おせんべの湿気ないやつをいくら置いておいたところで、とても追いつかない。
(そう、あれよ。あれさえあれば、この位どうってことないのに)
霊夢は、以前に香霖堂で見た『除湿機』とかいうものの存在を思い出す。
あの道具を一目見たとき、物珍しさから実際に動かしてもらったが、流石に外のものだけあって、威力はすごかった。
気温そのものはさして変わらずとも、湿気がなくなるだけでこんなにも快適なのかと、霊夢は珍しく感動を覚えたほどである。
とは言っても、その除湿機は、彼女にとって目の玉が飛び出るほどのプライスをしていたために、どうにもこうにも入手は不可能なのだが。
(魔理沙みたく"借りて"来る、なんてのも考えたけど……。そもそもこの雨じゃ、あそこまで出る事自体、億劫だし)
勿論、結界を張れば濡れずに外へと出れるが、わざわざそこまでするのもまた面倒。
結局、霊夢はもそもそと起き上がると、団扇を一本持ってきて、横になりながら扇ぐのだった。
(ったく、一昨日も昨日も降ってたってのに。いい加減にしつこいのよ)
何となく障子を開け、降り注ぐ雨を眺めながら、心中で悪態をつく霊夢。
元来の彼女の性格もあるのだろうが、これだけ雨が降り続ければ、誰だって似たような怒りは覚えるだろう。
まあ、だからといって、そんなことをした所で、いきなり日が差し込むわけでもない。
霊夢はため息を一つつくと、障子を閉め、ごろりと一つ寝返りを打つ。
雨は、まだ当分やみそうにない。
洗濯や布団干しは勿論、境内の掃除もできそうにないし、室内掃除は既に終わっている。
となれば、今日はもうこのまま寝てしまおうか。
(ここ二日、ずっとそうしてたんだけど。いい加減、寝るのも飽きたわよ)
とはいえ、他にやることもないから仕方がない。
自らの腕を枕にすると、さっさと眠るべく目を瞑る霊夢。
(これやると、腕が痺れるから嫌なんだけど。でももう枕取りに行くのもめんどいし)
……どうやら、雨は人のやる気をとことん奪うらしい。
すると、そんな彼女の耳に、ガラガラと戸を開ける音と、お馴染みの声が聞こえた。
「れーいーむー。あーそーぼー」
「……帰れ」
「おおう。親友に対して、いきなりひどい言い草だぜ」
傍から見れば、とても友人同士とは思えないこの会話。
あんまりと言えばあんまりな霊夢の態度に、霊夢がいじめるー、なんて言いながら、魔理沙はわざとらしく泣くふりをする。

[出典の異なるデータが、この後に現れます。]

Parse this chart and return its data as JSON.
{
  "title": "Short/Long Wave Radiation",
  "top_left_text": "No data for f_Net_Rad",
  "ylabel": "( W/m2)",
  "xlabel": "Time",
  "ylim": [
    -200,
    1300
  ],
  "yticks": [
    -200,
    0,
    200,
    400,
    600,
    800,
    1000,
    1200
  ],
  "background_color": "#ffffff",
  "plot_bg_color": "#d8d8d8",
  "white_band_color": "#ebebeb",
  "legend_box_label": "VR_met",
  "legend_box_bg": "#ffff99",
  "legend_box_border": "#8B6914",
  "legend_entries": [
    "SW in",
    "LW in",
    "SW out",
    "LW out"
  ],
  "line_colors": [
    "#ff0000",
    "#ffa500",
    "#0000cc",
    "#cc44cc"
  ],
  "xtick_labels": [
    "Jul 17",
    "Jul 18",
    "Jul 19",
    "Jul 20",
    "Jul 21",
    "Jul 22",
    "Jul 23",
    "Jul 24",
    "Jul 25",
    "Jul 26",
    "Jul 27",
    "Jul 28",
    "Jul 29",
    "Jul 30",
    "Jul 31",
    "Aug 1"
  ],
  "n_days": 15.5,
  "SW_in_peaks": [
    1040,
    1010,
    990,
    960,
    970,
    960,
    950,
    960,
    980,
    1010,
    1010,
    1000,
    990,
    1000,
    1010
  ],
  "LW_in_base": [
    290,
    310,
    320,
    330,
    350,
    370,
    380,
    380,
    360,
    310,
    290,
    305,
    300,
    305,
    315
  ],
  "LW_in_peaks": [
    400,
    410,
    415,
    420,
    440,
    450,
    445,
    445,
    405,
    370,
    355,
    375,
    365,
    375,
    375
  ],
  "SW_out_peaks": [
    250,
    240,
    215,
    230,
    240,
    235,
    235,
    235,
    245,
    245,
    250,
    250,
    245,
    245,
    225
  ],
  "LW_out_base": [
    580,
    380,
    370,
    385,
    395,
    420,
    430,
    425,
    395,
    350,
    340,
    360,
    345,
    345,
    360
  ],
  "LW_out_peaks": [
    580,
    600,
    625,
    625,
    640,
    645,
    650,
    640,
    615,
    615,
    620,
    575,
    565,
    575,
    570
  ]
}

居間からごろごろと、まるで蓑虫のように転がって出てきた霊夢は、そんな彼女をじと目で見つめて言った。
「大体何よ、あの挨拶。あんたは子供か」
「別にいいだろ。たまには童心に帰ることも必要だぜ?」
「何でいきなりそんなことを思うのか、私には理解できないわ」
にかっと笑いながら答える魔理沙に、霊夢は冷たくそう返す。
「それに、今時子供だってしないわよ、そんな挨拶」
「そうか?私はよく、こうやって友達を誘ったものだが」
「あんたが子供じゃなくなってから、もう何年経ったと思ってるのよ」
呟きつつ、再びごろごろと居間へ戻っていく霊夢。
魔理沙も靴を脱ぐと「ああ、たしかに、今の私はもう『子供』じゃなくて『少女』だもんなー」と言いながら彼女の後を追う。
「ちょっと、何で勝手に入ってくるのよ」
「うう、外寒いぜ。梅雨寒ってやつだな」
「……聞いてないし。というか、私はむしろ、ムシムシして暑い位なんだけど」
炬燵ないのか炬燵ー、と喚く魔理沙に対し、そんなものとっくにしまったわよ、とにべもない霊夢。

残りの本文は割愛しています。